History of the Deduplication problem
When networked flash was initially introduced to enterprise data centers, most of the vendors came from the DRAM storage system market. Vendors like Violin Memory, Texas Memory Systems (now IBM) and Kaminario delivered storage systems that were high on performance but short on features. The concern was that each feature added would lower performance and in their markets performance was everything, or so they believed. These vendors clung to these beliefs as they introduced their first flash systems. They were very high performance-wise, but very sparse on features.
Then vendors like Pure Storage, SolidFire and Tegile all introduced flash systems that were feature rich, or at least had more data management options than the ones mentioned above. The most notable features added were deduplication and compression, which promised to bridge the price gap between flash and HDD. Interestingly, these systems performed at about half the storage I/O rate of the performance focused systems.
Clearly something was different. The focus on affordability lead to a system that had more features and whose hardware was not purpose built for the low latency and high performance attributes of flash.
Does it Matter?
The big question is though, does it even matter? Does the focus on purpose built hardware, with features that are added only when needed, make a difference? If all you do is look at the numbers then the answer is yes. A purpose built flash system without features should be able to deliver 700k+ IOPS in a single unit (i.e. without scale-out). Most feature rich flash storage systems that are built on more commodity hardware are delivering between 250k to 400k IOPS.
So, does it matter? If you have an environment or even an aggregate of multiple environments that require more than 400k IOPS then the answer is a resounding yes. But the reality is the overwhelming majority of data centers don’t need anything close to 250k IOPS let alone 400k IOPS. In fact, most of the data centers that we work with can not generate aggregated performance of more than 50k IOPS. The demand for performance will grow over time, but there is certainly some head room here.

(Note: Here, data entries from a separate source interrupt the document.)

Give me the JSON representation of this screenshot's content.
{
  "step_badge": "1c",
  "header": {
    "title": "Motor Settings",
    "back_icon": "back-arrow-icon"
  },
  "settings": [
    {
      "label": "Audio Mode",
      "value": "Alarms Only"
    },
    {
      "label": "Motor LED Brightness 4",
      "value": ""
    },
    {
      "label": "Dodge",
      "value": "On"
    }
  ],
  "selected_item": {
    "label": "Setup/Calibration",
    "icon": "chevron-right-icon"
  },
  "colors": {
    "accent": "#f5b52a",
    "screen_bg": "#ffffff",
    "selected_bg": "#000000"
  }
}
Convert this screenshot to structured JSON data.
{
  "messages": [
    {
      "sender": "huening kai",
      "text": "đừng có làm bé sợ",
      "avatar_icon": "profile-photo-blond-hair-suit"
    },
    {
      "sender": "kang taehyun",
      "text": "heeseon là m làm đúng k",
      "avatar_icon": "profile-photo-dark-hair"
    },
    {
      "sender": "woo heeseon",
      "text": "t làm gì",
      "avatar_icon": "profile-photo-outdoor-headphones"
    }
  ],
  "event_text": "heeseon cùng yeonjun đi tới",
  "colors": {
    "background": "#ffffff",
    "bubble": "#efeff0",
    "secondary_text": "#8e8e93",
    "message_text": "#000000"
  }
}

Always on Dedupe? We vote Yes
For most (99%) of data centers, the ability to turn deduplication on and off is a non issue. In fact, a case could be made that since it won’t impact your performance experience, then leaving deduplication and/or compression turned on is a must. This is because in almost every environment there will be some efficiency gain. Also in order to generate the I/O requests required to make an all-flash array sweat, we need aggregate workloads. Some of those workloads will deduplicate and others may not. It is simply easier not to have to separate these different workloads and let deduplication work if it can, and just be background noise if it can not.
Dedupe will get Better
The other mistake that the anti-deduplication crowd is making is they are working under the assumption that deduplication as a technology won’t get any better. This, again, is simply not the case. Deduplication will get better, dramatically so. It will get better at identifying duplicates and will be able to verify redundant data much quicker.

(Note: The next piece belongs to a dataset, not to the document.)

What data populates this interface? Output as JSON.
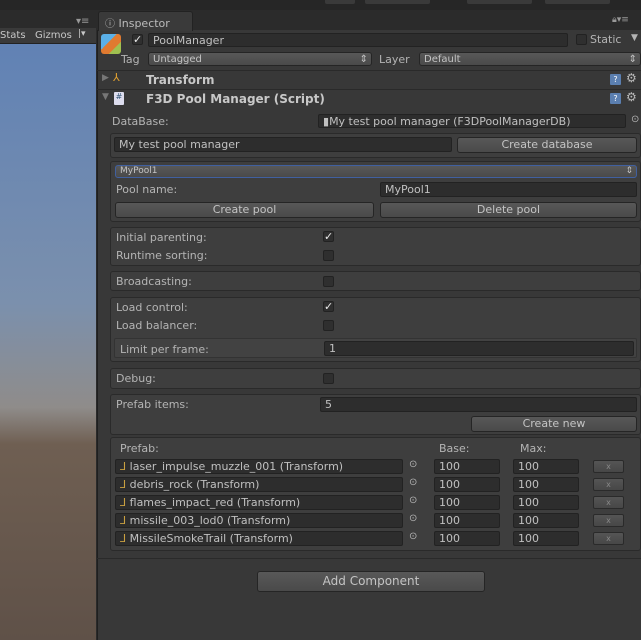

A case in point is Permabit; their deduplication appliance can perform inline deduplication at a rate of 180k IOPS and it is only limited by the CPU inside the appliance. So, even if they do nothing with their software code, their deduplication rate will get faster as Moore’s law continues to work its magic on processing power.
Maybe your Dedupe is bad?
This is not to imply that vendors who provide the ability to turn deduplication on and off have an inferior product, they just took a different path to the market. They typically started with a performance rich but feature poor solution and then added features like deduplication and compression. This gives them the ability to service the performance fringe. The 1% of data centers that actually need that performance will appreciate the capability, the other 99% won’t care.
Storage Swiss Take
First, the overwhelming majority of workloads will benefit from deduplication and/or compression. We have also seen significant value in these two data efficiency technologies when they are integrated and functioning in tandem rather than operating as stand alone processes. Second, for most data centers the answer to the dedupe on or off question is a resounding “doesn’t matter”. Their performance demands simply are not going to push any all-flash array, regardless if it has deduplication or not. Finally, for environments where extreme performance does matter, that purchase is likely to be an entirely separate decision well outside of the purview of core IT.